His voice rose. “I wanted you dead. I wanted this power for myself. The power of a god. That death throw was the strongest I’d ever cast. I stood over your body waiting for what was left of the demon
to pass to me. If only you hadn’t touched … ah, it’s no use.” His hands dropped to his lap. “My plan was no better than yours, who had no plan.”
I shriveled in place, shrinking into the cushions, head tucking behind a tower of books, my dread tightening into knots of tension in my fingers, my stomach, my every muscle. I ordered myself to stay calm and alert, as I did whenever I ventured into the swamp. That’s kept me alive more than once. I kept my voice gentle and singsong, barely above a whisper. Calm the beast, even in the man, so the saying goes. Inside, however, an entire acrobatic troupe tumbled in my stomach. I’d be lucky not to throw up on S’ami’s fine vestments, much as Leba Mara had once done to Reyhim.
But which was more frightening—S’ami’s despair or the demon remnants drifting inside me like dust?
“You can have it, whatever it is,” I said. “Take it. I don’t want anything to do with the Temple. I want no demon in me.”
“The star comes to you as you come to it.” For the first time since I’d met him, he hesitated. “That night at the altar, you talked of your dead grandmother, a heretic. I don’t think she had anything to do with this. Did the Gek even know of her? The Gek chose you. They were waiting for you to step forward and agree.”

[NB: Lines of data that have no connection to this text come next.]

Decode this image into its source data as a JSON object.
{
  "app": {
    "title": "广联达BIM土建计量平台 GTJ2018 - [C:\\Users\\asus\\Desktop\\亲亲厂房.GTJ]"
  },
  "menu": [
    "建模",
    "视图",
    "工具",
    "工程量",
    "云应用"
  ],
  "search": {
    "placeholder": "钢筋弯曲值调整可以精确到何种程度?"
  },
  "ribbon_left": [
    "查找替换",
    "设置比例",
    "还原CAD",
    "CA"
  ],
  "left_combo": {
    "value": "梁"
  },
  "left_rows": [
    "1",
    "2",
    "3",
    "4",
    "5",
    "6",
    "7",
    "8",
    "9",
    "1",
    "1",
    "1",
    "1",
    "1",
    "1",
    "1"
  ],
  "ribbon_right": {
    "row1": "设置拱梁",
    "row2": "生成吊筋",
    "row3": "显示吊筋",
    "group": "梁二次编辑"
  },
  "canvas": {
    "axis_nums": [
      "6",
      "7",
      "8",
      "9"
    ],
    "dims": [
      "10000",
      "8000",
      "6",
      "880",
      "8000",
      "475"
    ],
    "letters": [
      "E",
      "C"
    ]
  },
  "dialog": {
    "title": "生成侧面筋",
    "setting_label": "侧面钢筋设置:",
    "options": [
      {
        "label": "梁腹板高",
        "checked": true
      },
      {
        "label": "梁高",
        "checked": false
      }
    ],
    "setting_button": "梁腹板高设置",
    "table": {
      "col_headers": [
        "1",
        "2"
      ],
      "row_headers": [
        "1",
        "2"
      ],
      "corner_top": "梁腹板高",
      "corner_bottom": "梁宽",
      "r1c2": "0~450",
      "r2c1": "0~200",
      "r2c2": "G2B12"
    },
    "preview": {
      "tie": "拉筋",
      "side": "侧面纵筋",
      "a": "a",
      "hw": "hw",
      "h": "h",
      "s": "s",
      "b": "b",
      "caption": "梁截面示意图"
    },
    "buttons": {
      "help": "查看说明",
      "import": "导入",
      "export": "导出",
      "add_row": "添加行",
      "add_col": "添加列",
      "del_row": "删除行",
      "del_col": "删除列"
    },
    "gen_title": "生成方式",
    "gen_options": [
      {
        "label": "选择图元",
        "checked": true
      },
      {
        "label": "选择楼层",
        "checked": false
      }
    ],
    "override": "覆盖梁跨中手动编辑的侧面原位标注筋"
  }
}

“I didn’t agree,” I said. I hadn’t. How many times had I already told myself this? Did I even believe it anymore?
He was echoing what Bugsy had said—what I didn’t want to hear. I hadn’t agreed to this at all. The day we’d gone to the swamp and I’d found myself surrounded, I’d wanted whatever it was they’d found so that I could see it, too. I’d envisioned a conversation with it, mostly. I’d wanted answers. I still hadn’t gotten them, only more questions.
“You ordered them to bring what they’d found to you,” he said. “I saw you pounding out those hand signals.”
I thought about that. “Did the Gek or the demon choose me?”
S’ami paused for a long moment. “We’re not sure. We debated exactly that question, but we don’t know enough about those creatures or how they talked to the demon. Did you ask that Gek who lives with you?”